Quante volte mi sono chiesto chi ero, perché ero arrivato alla conclusione che di me sapevo abbastanza poco, forse a causa delle continue metamorfosi che si attuavano ogni volta che cominciavo a leggere un nuovo romanzo, quante volte mi sono perso dietro ai tentativi di conoscermi meglio, risultato che pensavo di poter ottenere dalla comprensione di un testo, per quanto difficile potesse essere, quando non addirittura dalla semplice lettura di un libro, lo chiudevo definitivamente, lo riponevo da parte, e quello rappresentava un altro passo verso la conoscenza di me stesso. Illusioni, nient’altro che stupide illusioni.
Io mi ero figurato altre cose, mi aspettavo altro dalla vita, mi ero illuso di poter rinascere, forse persino risorgere, che era sufficiente un semplice sforzo di volontà, uno schiocco delle dita ed il mondo ruotava a mio piacimento.
C’era qualcosa che non andava, e che non avevo preso nella dovuta considerazione. Che c’è una vita sola l’ho capito tardi, e non ho più tempo per rimediare a questa disattenzione, a questa grave distrazione, a questo abbaglio tremendo.

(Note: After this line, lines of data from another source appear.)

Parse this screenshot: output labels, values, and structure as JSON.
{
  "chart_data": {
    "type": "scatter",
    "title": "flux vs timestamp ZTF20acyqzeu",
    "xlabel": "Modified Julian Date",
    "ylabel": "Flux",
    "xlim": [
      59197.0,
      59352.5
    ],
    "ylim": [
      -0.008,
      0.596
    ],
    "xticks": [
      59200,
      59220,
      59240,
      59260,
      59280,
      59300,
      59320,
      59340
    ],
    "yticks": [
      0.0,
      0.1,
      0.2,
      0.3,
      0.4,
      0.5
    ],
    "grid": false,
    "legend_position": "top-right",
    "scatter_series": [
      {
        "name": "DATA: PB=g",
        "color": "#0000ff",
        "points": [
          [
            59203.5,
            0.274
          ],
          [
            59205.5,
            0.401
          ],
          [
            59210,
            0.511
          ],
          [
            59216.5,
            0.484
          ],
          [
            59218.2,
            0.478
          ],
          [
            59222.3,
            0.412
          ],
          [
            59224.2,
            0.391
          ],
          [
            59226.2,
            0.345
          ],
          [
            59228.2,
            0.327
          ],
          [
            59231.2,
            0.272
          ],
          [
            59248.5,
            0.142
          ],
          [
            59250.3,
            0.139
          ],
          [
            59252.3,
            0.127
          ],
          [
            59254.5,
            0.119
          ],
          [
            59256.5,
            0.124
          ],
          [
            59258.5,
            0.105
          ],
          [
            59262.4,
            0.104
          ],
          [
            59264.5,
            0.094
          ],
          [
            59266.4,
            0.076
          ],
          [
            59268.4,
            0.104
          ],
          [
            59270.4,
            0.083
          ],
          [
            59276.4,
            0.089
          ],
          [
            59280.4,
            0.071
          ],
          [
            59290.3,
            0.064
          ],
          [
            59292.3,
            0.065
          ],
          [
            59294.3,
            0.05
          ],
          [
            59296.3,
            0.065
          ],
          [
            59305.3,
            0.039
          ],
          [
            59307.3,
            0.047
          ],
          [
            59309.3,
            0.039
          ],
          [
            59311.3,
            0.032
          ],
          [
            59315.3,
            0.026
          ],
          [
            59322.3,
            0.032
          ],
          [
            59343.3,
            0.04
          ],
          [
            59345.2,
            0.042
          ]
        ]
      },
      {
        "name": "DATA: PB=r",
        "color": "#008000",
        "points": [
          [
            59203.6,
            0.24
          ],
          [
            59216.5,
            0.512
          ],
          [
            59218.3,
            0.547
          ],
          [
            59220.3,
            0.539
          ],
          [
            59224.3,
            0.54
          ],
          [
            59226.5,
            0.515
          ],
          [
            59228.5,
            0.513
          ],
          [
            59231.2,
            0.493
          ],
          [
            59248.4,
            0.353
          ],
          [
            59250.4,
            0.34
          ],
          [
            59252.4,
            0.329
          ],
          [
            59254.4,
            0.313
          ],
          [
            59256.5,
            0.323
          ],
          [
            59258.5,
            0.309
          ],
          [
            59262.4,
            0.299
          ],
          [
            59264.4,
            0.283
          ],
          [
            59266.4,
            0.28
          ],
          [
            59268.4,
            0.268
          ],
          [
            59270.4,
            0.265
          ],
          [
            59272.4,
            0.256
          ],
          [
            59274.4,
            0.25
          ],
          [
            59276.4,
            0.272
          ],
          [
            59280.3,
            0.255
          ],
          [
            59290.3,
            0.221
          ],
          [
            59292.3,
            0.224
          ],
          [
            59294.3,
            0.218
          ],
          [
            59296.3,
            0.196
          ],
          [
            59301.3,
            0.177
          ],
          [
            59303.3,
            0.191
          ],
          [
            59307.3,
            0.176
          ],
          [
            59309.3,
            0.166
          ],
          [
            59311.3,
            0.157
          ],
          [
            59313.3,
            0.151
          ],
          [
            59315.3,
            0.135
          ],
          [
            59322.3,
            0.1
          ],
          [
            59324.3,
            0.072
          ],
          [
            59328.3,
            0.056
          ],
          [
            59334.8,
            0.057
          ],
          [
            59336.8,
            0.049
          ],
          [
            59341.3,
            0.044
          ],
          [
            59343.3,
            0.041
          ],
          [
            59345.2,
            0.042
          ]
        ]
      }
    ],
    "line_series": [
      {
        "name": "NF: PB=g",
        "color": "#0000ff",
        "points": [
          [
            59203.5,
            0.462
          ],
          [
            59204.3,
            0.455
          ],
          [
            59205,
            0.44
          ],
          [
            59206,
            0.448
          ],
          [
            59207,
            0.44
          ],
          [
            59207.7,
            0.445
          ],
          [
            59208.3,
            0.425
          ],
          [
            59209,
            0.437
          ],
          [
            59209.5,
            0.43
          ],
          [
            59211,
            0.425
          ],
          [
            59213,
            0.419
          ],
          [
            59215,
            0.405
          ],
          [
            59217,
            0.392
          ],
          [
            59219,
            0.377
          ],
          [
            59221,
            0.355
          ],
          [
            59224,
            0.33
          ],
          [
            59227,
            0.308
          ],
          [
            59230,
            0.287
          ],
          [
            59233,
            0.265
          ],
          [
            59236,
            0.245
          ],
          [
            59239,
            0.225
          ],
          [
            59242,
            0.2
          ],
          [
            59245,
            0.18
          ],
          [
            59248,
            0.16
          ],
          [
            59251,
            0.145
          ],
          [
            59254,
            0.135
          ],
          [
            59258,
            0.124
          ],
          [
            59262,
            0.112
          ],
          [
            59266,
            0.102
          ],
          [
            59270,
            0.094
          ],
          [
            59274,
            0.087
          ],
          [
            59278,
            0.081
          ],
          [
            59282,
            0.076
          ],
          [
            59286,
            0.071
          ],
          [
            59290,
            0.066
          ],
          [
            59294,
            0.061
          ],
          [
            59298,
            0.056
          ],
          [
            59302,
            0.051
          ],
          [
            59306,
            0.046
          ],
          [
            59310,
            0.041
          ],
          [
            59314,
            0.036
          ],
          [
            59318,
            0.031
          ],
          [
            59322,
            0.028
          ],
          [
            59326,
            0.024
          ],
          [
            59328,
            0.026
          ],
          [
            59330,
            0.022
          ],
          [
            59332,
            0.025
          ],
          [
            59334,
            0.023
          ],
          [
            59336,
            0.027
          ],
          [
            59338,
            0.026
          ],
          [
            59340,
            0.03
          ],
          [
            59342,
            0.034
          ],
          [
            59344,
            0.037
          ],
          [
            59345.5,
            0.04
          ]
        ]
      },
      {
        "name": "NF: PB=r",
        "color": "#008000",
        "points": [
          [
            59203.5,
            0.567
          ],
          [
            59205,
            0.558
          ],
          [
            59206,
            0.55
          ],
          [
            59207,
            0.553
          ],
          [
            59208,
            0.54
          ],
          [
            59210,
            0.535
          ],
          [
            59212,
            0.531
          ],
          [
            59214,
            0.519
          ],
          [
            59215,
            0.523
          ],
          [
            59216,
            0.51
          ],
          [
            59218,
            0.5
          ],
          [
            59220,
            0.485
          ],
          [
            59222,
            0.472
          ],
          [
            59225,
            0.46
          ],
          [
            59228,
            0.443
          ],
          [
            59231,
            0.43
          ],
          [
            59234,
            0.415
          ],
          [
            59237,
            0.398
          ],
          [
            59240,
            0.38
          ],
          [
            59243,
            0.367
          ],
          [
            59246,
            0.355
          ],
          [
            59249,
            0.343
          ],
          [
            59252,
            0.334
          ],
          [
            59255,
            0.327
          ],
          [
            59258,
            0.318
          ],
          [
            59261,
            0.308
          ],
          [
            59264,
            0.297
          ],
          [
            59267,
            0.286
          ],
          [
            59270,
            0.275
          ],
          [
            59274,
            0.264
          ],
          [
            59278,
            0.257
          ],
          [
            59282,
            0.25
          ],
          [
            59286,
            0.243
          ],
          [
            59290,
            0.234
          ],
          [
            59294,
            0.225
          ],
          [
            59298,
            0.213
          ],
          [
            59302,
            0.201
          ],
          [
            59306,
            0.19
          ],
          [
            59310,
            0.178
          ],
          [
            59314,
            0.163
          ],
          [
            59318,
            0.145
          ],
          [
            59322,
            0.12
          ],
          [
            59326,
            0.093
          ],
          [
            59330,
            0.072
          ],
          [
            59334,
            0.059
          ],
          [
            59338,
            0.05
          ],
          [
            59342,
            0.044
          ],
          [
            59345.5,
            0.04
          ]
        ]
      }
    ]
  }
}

Di affrontare il tutto come se non esistessi solo io al mondo, come se non fossi il centro dell’universo, come se oltre me non ci fosse qualcuno o qualcosa che non ero mai arrivato a concepire, adesso, dopo anni di chiusura, di solitudine, di pensieri vuoti, adesso diventava davvero difficile. Era necessario uno sforzo che non pensavo di essere in grado di esercitare, un impegno che non potevo affrontare, un’energia che non ero capace di tirare fuori, troppo svuotato e rinsecchito dai torbidi pensieri in cui mi ero trascinato per anni.